As a team, the Devils hit rock bottom in Atlanta - not only by losing 7-1 but also for the coup de grace, giving up a hat trick to Eric Boulton (yes, really), the career enforcer who'd never so much as had a multi-goal game. At that point I was mad at myself for turning it back on late in the third period, just to get a head start on the postgame. I tuned it on right in time to see Boulton's third off a misplay from Hedberg behind the net. If that isn't rock bottom, I'd hate to see what is...losing 10-0 to the Rangers? Actually falling into last place below the ECHL-quality Islanders?!

I never would have thought the latter possible but it just may happen now. When you have a veteran team who's known nothing but success (in the regular season at least) that is in a hopeless situation, that's the worst kind of season you have to endure as an organization. At least if you have young kids you've got hope and they're learning how to play at the NHL level. The only neophyte we have with any promise - Mattais Tedenby - has basically been given the shaft by MacLean. Heaven forbid he actually score some goals and create some excitement.
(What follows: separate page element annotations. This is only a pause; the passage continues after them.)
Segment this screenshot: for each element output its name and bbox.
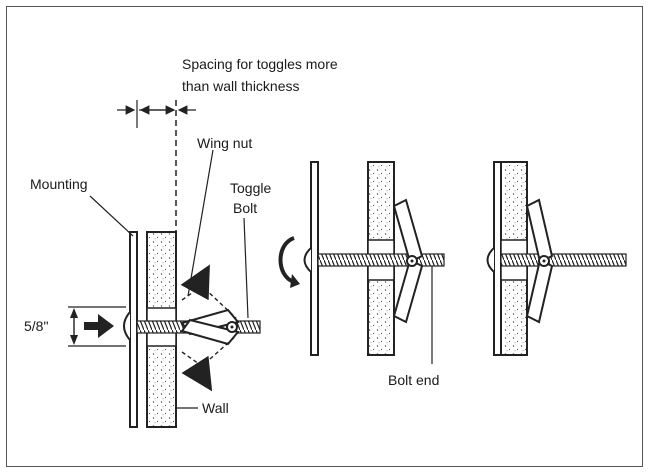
label-bolt-end: Bolt end [388,372,439,388]
toggle-wing-lower [392,258,424,324]
figure-tightened [486,161,627,356]
toggle-bolt-leader [243,217,249,319]
toggle-wing-upper [525,198,554,264]
expand-arrow-down [181,355,213,392]
label-spacing-line1: Spacing for toggles more [182,56,338,72]
label-wing-nut: Wing nut [197,135,252,151]
label-mounting: Mounting [30,176,88,192]
figure-insertion [68,100,261,428]
wing-nut-leader [187,149,214,297]
label-dimension: 5/8" [24,318,48,334]
mounting-plate [129,231,138,428]
toggle-wing-lower [525,258,554,324]
figure-opening [278,161,445,364]
bolt-shaft [317,253,445,267]
bolt-shaft [500,253,627,267]
expand-arrow-up [180,264,210,301]
rotate-symbol [278,236,295,284]
insert-arrow [84,314,114,338]
bolt-head [123,311,131,341]
label-spacing-line2: than wall thickness [182,78,300,94]
label-toggle-line2: Bolt [233,200,257,216]
toggle-wing-lower [180,318,240,346]
label-wall: Wall [202,400,229,416]
mounting-leader [89,195,134,237]
label-toggle-line1: Toggle [230,180,271,196]
toggle-wing-upper [392,198,424,264]
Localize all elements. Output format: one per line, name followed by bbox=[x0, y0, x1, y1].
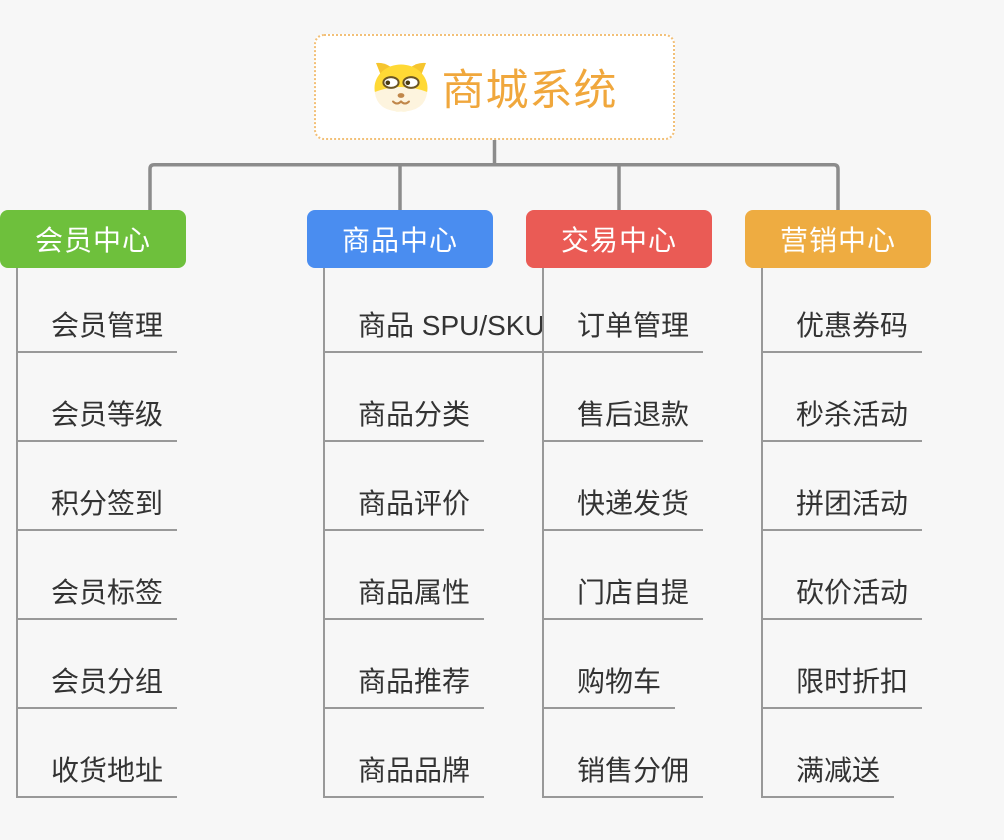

Our other rookies, including defensemen Matt Corrente and Mark Fayne just flat can't play at this level. Early-season revelation Matt Taormina has all but dissapeared after having a setback from a high-ankle sprain suffered more than a month ago. Same for teen center Jacob Josefson, who hasn't been cleared to practice yet after his wrist injury was supposedly a 6-8 week prognosis. He's been out for two months now.

At least we will find out whether MacLean can truly coach at this level, cause even if he manages to coach another fifteen years after this odds are he'll never have the kind of challenge he's facing now - to get a veteran team to play for pride when all is lost, and to develop the youngsters (supposedly his trademark last year) when they do come back into the lineup. Though I wanted him fired earlier in the year and still don't like what I've seen from him, really it wouldn't have been fair to can him after 20-30 games. Even in professional sports nobody gets just 20-30 games. I know Barry Melrose got 16 for the Lightning a few years ago, but that was a dysfunctional organization and he was already a known quantity as a coach with prior NHL experience anyway.
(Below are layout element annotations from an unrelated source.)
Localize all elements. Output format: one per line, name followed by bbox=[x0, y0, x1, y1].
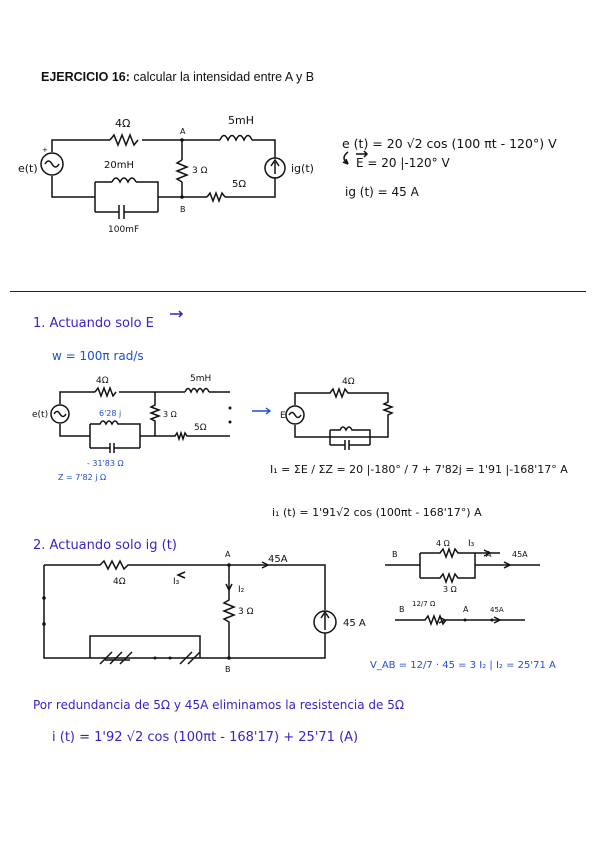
exercise-task: calcular la intensidad entre A y B bbox=[133, 70, 315, 84]
label-node-a: A bbox=[180, 127, 186, 136]
label-l20mh: 20mH bbox=[104, 160, 134, 171]
p2-label-source: 45 A bbox=[343, 618, 366, 629]
p2-vab-equation: V_AB = 12/7 · 45 = 3 I₂ | I₂ = 25'71 A bbox=[370, 660, 556, 671]
part1-simplified-circuit bbox=[252, 386, 395, 450]
p2-label-node-a: A bbox=[225, 550, 231, 559]
p2-side-sketch-2 bbox=[395, 613, 525, 627]
label-c100mf: 100mF bbox=[108, 225, 139, 235]
p2-label-i3: I₃ bbox=[173, 577, 180, 587]
p2-side1-r3: 3 Ω bbox=[443, 585, 457, 594]
resistor-3ohm-zigzag bbox=[174, 159, 190, 183]
svg-text:+: + bbox=[42, 146, 48, 154]
inductor-5mh-coil bbox=[219, 134, 253, 142]
eq-ig: ig (t) = 45 A bbox=[345, 185, 420, 199]
p2-label-r3: 3 Ω bbox=[238, 607, 254, 617]
p2-side2-r: 12/7 Ω bbox=[412, 600, 436, 608]
p1-label-src: e(t) bbox=[32, 410, 48, 420]
p1-simple-e: E bbox=[280, 411, 286, 421]
p2-label-45a: 45A bbox=[268, 554, 288, 565]
p1-label-r5: 5Ω bbox=[194, 423, 207, 433]
p1-label-l5: 5mH bbox=[190, 374, 211, 384]
p2-side2-45: 45A bbox=[490, 606, 504, 614]
p1-label-r3: 3 Ω bbox=[163, 410, 177, 419]
eq-e-phasor: E = 20 |-120° V bbox=[356, 156, 450, 170]
p1-current-phasor: I₁ = ΣE / ΣZ = 20 |-180° / 7 + 7'82j = 1… bbox=[270, 463, 568, 476]
part1-title: 1. Actuando solo E bbox=[33, 316, 154, 331]
p2-side1-b: B bbox=[392, 550, 398, 559]
inductor-20mh-coil bbox=[111, 177, 137, 184]
label-source-e: e(t) bbox=[18, 162, 38, 175]
section-divider bbox=[10, 291, 586, 292]
label-r3: 3 Ω bbox=[192, 166, 208, 176]
main-circuit: + bbox=[40, 132, 286, 219]
part1-omega: w = 100π rad/s bbox=[52, 349, 144, 363]
label-node-b: B bbox=[180, 205, 186, 214]
eq-e-time: e (t) = 20 √2 cos (100 πt - 120°) V bbox=[342, 136, 557, 151]
p2-label-r4: 4Ω bbox=[113, 577, 126, 587]
p1-z-equivalent: Z = 7'82 j Ω bbox=[58, 473, 106, 482]
conclusion-line1: Por redundancia de 5Ω y 45A eliminamos l… bbox=[33, 698, 404, 712]
resistor-4ohm-zigzag bbox=[109, 132, 139, 148]
p2-side1-i3: I₃ bbox=[468, 539, 475, 549]
p1-cap-impedance: - 31'83 Ω bbox=[87, 459, 124, 468]
voltage-source-e-circle bbox=[40, 152, 64, 176]
label-r5: 5Ω bbox=[232, 179, 246, 190]
p1-simple-r4: 4Ω bbox=[342, 377, 355, 387]
p2-label-i2: I₂ bbox=[238, 585, 245, 595]
p2-side-sketch-1 bbox=[385, 546, 540, 585]
label-l5mh: 5mH bbox=[228, 114, 254, 127]
p1-label-j628: 6'28 j bbox=[99, 409, 121, 418]
exercise-number: EJERCICIO 16: bbox=[41, 70, 130, 84]
p2-side1-a: A bbox=[486, 550, 492, 559]
eq-arrow bbox=[342, 151, 349, 165]
p1-label-r4: 4Ω bbox=[96, 376, 109, 386]
part1-circuit bbox=[50, 385, 232, 453]
conclusion-line2: i (t) = 1'92 √2 cos (100πt - 168'17) + 2… bbox=[52, 730, 358, 745]
p1-current-time: i₁ (t) = 1'91√2 cos (100πt - 168'17°) A bbox=[272, 506, 482, 519]
label-r4: 4Ω bbox=[115, 117, 130, 130]
p2-side1-45: 45A bbox=[512, 550, 528, 559]
p2-label-node-b: B bbox=[225, 665, 231, 674]
label-source-ig: ig(t) bbox=[291, 162, 314, 175]
exercise-header: EJERCICIO 16: calcular la intensidad ent… bbox=[41, 70, 314, 84]
p2-side2-a: A bbox=[463, 605, 469, 614]
part2-circuit bbox=[42, 559, 337, 665]
p2-side1-r4: 4 Ω bbox=[436, 539, 450, 548]
part2-title: 2. Actuando solo ig (t) bbox=[33, 538, 177, 553]
resistor-5ohm-zigzag bbox=[206, 190, 226, 204]
p2-side2-b: B bbox=[399, 605, 405, 614]
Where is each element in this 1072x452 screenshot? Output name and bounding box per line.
And who knows, maybe down the road once this team's shaken off the depression over missing the playoffs they'll play for some pride down the stretch. Surely, not all of them will be here - maybe a couple or more will move on just before the trade deadline and maybe it'll be a full youth movement by the end of the season. That would at least add energy to a lifeless team, though it doesn't help matters when MacLean continues to do nutty things like putting career AHL'er Tim Sestito on a line with Kovy and Tedenby. Can we just once have a coach that doesn't pick his lines out of a hat?!

One thing I want to make clear though, I'm not for an outright tank...I don't think your players learn anything by constantly losing (at least some of them have to be here next year, no matter what) and no draft pick is a sure thing anyway. And I'm just flat tired of losing, it's now been a full calendar year of it. With four games coming up that I have to attend I shudder to think of what the crowd will be like for those games - especially with one of them being a Ranger game and at least another being a near-sellout around the holiday weekend.

Oh well, at least my football Jets have meaningful games in December and hopefully beyond. And there's still plenty to watch hockey-wise for entertainment, specifically HBO's 24-7 series on the Penguins and Caps leading to the Winter Classic. I'll probably have thoughts on that at a later date though.

1 comment:

Derek B Felix said...

You touched on a lot of points I was thinking. Especially not letting Hedberg start the Atlanta game. And then not putting him in to start the 2nd. Playing Kovalchuk and Teds with Sestito is like sticking Ovechkin and Semin with Steckel. That 24/7looks great. HBO is so great at covering sports. The Lombardi piece was tremendous. Looks like Marty stays a Devil. He's a throwback.